Regardless of the results of Tuesday’s election, these last few months have signaled a positive change: a question mark, a reminder of summer 2011, a leftward turn.
When elections were announced three months ago, no one truly understood what they were about or why they were even necessary. Only few doubted that the next Knesset would look significantly different from the previous one, and it seemed that, one way or another, Benjamin Netanyahu would remain the prime minister. A Channel 10 poll published around that time showed that Likud would win 22 seats, Jewish Home would get 17, while both Yisrael Beiteinu and Kahlon would receive 12. All in all, a total of 63 seats for the Right, and that’s before taking into account the ultra-Orthodox parties.
A wave of splits and unifications (Zionist Camp, Shas-Yachad, Yachad-Otzma Yehudit, The Joint List), Yisrael Beiteinu’s corruption scandal and the party primaries created a feeling of uncertainty, especially after delaying the launch of the campaigns, which got off to a start with bizarre videos and weak billboards.
The Right incites, the Left offers hope
But things are looking differently as we approach the finish line. Netanyahu may very well be declared Israel’s next prime minister, whether in a Right/ultra-Orthodox coalition or in a unity government with Zionist Camp. But this is no longer the only option. Likud is feeling the heat, and the entire right-wing camp is now putting out negative messages that offer no hope: the Iranian threat, refusing peace, incitement against Palestinian citizens of Israel (whose very democratic right to vote is seen as a threat, by the prime minister) and zero social justice. According to the polls, Bibi is no longer King, while Bennett — the rising star of the last few years — has been dealt a blow over his party’s outwardly homophobic platform and Liberman is coming close to not passing the election threshold that he himself called for.

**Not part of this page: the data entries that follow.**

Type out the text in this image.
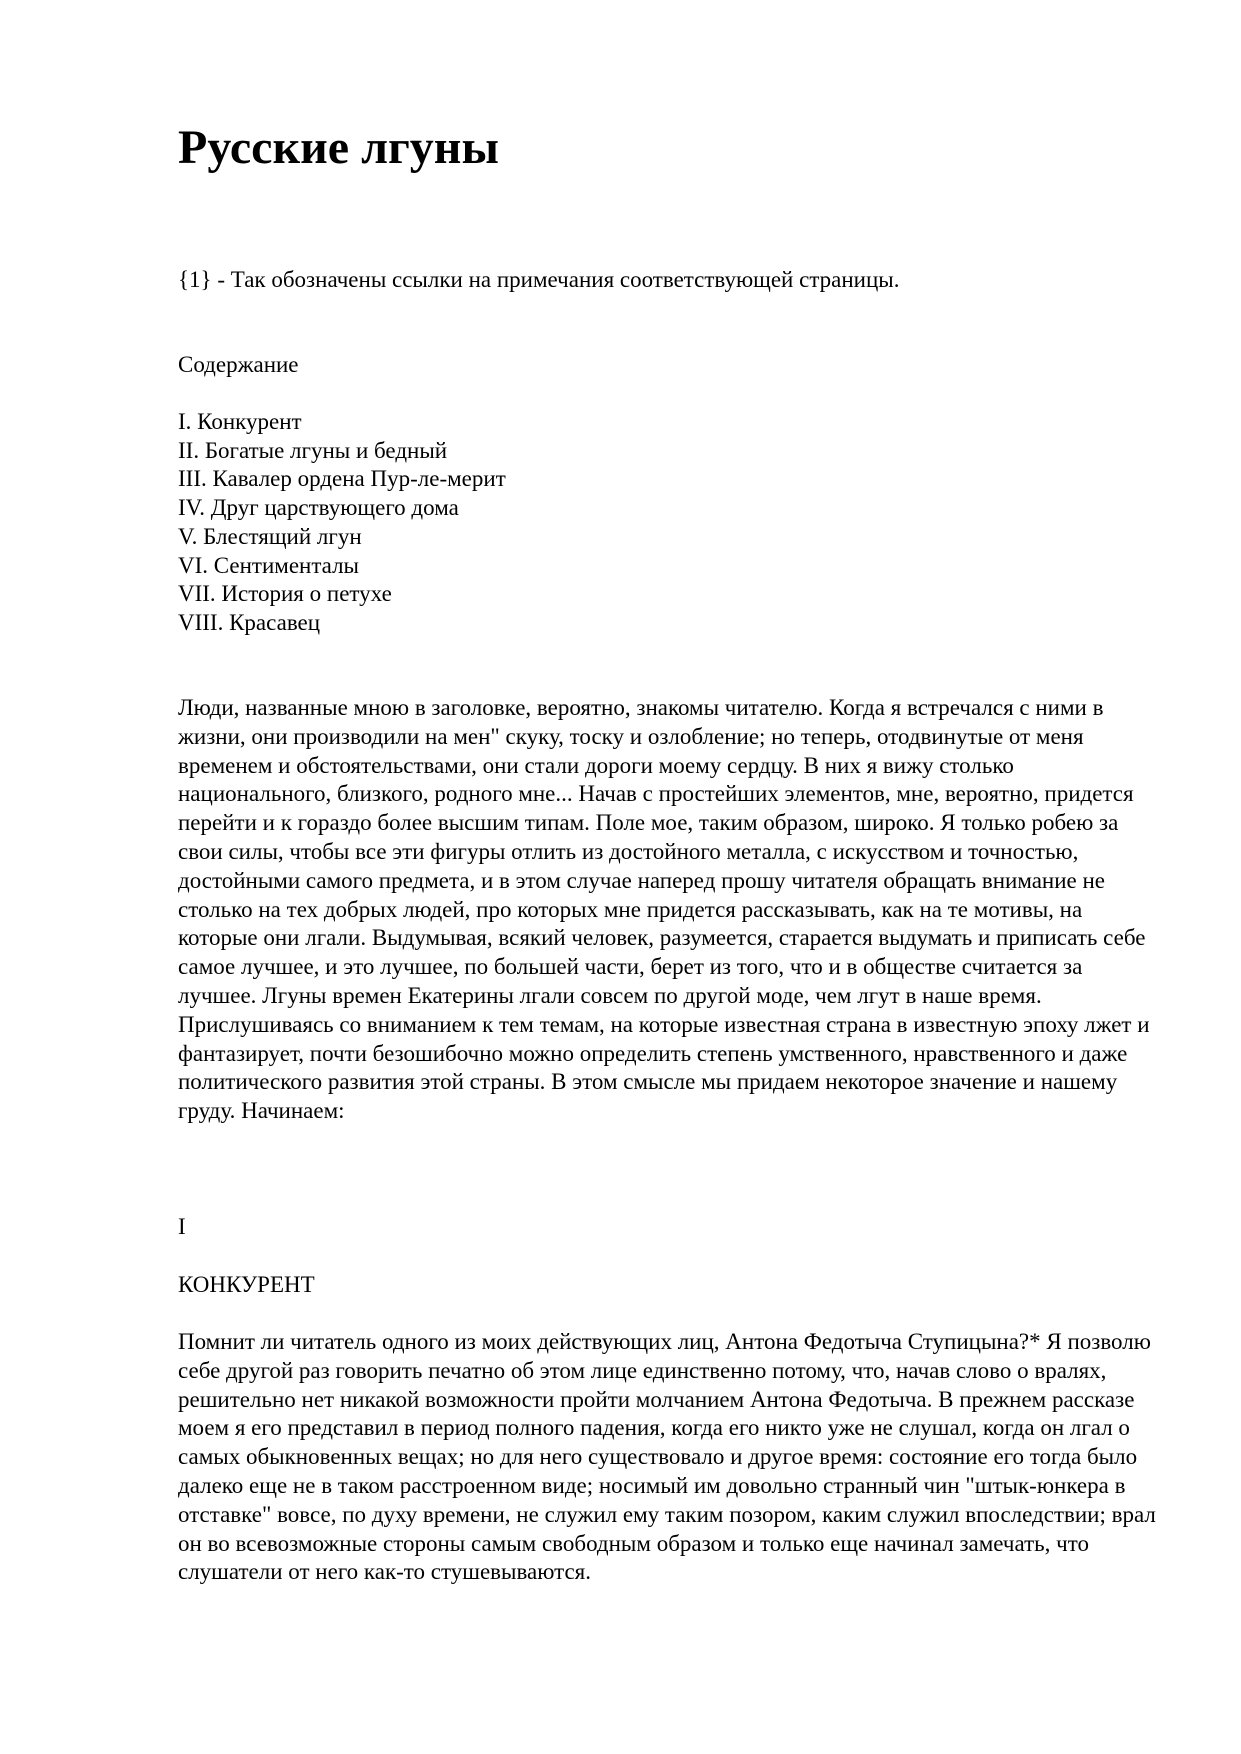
Русские лгуны

{1} - Так обозначены ссылки на примечания соответствующей страницы.

Содержание

I. Конкурент
II. Богатые лгуны и бедный
III. Кавалер ордена Пур-ле-мерит
IV. Друг царствующего дома
V. Блестящий лгун
VI. Сентименталы
VII. История о петухе
VIII. Красавец

Люди, названные мною в заголовке, вероятно, знакомы читателю. Когда я встречался с ними в жизни, они производили на мен" скуку, тоску и озлобление; но теперь, отодвинутые от меня временем и обстоятельствами, они стали дороги моему сердцу. В них я вижу столько национального, близкого, родного мне... Начав с простейших элементов, мне, вероятно, придется перейти и к гораздо более высшим типам. Поле мое, таким образом, широко. Я только робею за свои силы, чтобы все эти фигуры отлить из достойного металла, с искусством и точностью, достойными самого предмета, и в этом случае наперед прошу читателя обращать внимание не столько на тех добрых людей, про которых мне придется рассказывать, как на те мотивы, на которые они лгали. Выдумывая, всякий человек, разумеется, старается выдумать и приписать себе самое лучшее, и это лучшее, по большей части, берет из того, что и в обществе считается за лучшее. Лгуны времен Екатерины лгали совсем по другой моде, чем лгут в наше время. Прислушиваясь со вниманием к тем темам, на которые известная страна в известную эпоху лжет и фантазирует, почти безошибочно можно определить степень умственного, нравственного и даже политического развития этой страны. В этом смысле мы придаем некоторое значение и нашему груду. Начинаем:

I

КОНКУРЕНТ

Помнит ли читатель одного из моих действующих лиц, Антона Федотыча Ступицына?* Я позволю себе другой раз говорить печатно об этом лице единственно потому, что, начав слово о вралях, решительно нет никакой возможности пройти молчанием Антона Федотыча. В прежнем рассказе моем я его представил в период полного падения, когда его никто уже не слушал, когда он лгал о самых обыкновенных вещах; но для него существовало и другое время: состояние его тогда было далеко еще не в таком расстроенном виде; носимый им довольно странный чин "штык-юнкера в отставке" вовсе, по духу времени, не служил ему таким позором, каким служил впоследствии; врал он во всевозможные стороны самым свободным образом и только еще начинал замечать, что слушатели от него как-то стушевываются.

It seems that the other parties, however, are making hopeful gains. The rise of Yair Lapid and Moshe Kahlon — both of whom are running on an economic ticket — is a sign that more voters are choosing a social agenda. Shas under Aryeh Deri has ditched the nationalist rhetoric of Eli Yishai (who now heads the Yachad party alongside Kahanist Baruch Marzel) in favor of a brilliant campaign focusing on “invisible” working class Israelis, which has adopted important aspects of the resurgent Mizrahi struggle of the past few years. Apart from individuals such as Tzipi Livni, Amos Yadlin and Manuel Trajtenberg, the Zionist Camp is younger, more leftist, socially-oriented and promises more than we have come to expect from the Labor Party.
The left-wing Meretz party, which is also at risk of not passing the threshold, is beginning to undergo a welcomed internal change, which includes new faces as well as adopting an agenda that is trying to reach out to the non-Ashekanzi periphery. And of course, the Joint List, which is based on an incredible cooperation inside the Palestinian public, and has succeeded (not without difficulties) in speaking directly and honestly to the Jewish public, offering it a partnership in the struggle for a real democracy. These parties has its own faults and complexities, but the winds of change are blowing through each and every one of them.
Building an alternative from the ground up
But despite the optimism, the next Knesset will not be an easy place. Any coalition will be dependent on medium-sized parties, who will constantly vie for power and can bring down the government at any given moment. Even now, every party — aside from Meretz and the Joint List — has not ruled out sitting in a government with Netanyahu. Furthermore, a right-wing or unity government could more easily come to fruition than a center-left government that would stick Lapid and Meretz with the ultra-Orthodox, or Kahlon with external support from the Joint List.
And still, this has been a great election cycle. As we near the end, it seems that there is a possibility of an alternative to the Right. The dream of forming a political alliance between the Palestinians, the ultra-Orthodox and the Left seem like less of a fantasy now. The general consensus that the social protests of 2011 are dead and buried is being disproven in the streets, in the workplace and in political platforms on a daily basis. The public is interested in the political system — it better understands and is willing to criticize the connection between big money and politics — and one can only hope that the public will only continue to do so after the elections.
But our real task begins on the day after the results come in. While the Left must continue being involved in the political process, it must also seek to strengthen Jewish-Arab cooperation in both Israel and the occupied territories, it must help workers organize for better wages, stand behind campaigns for pubic housing, resist home demolitions, fight to end gender violence and the oppression of women, and more. These elections are a sign of the possibility of a new beginning. Our job is to make it happen.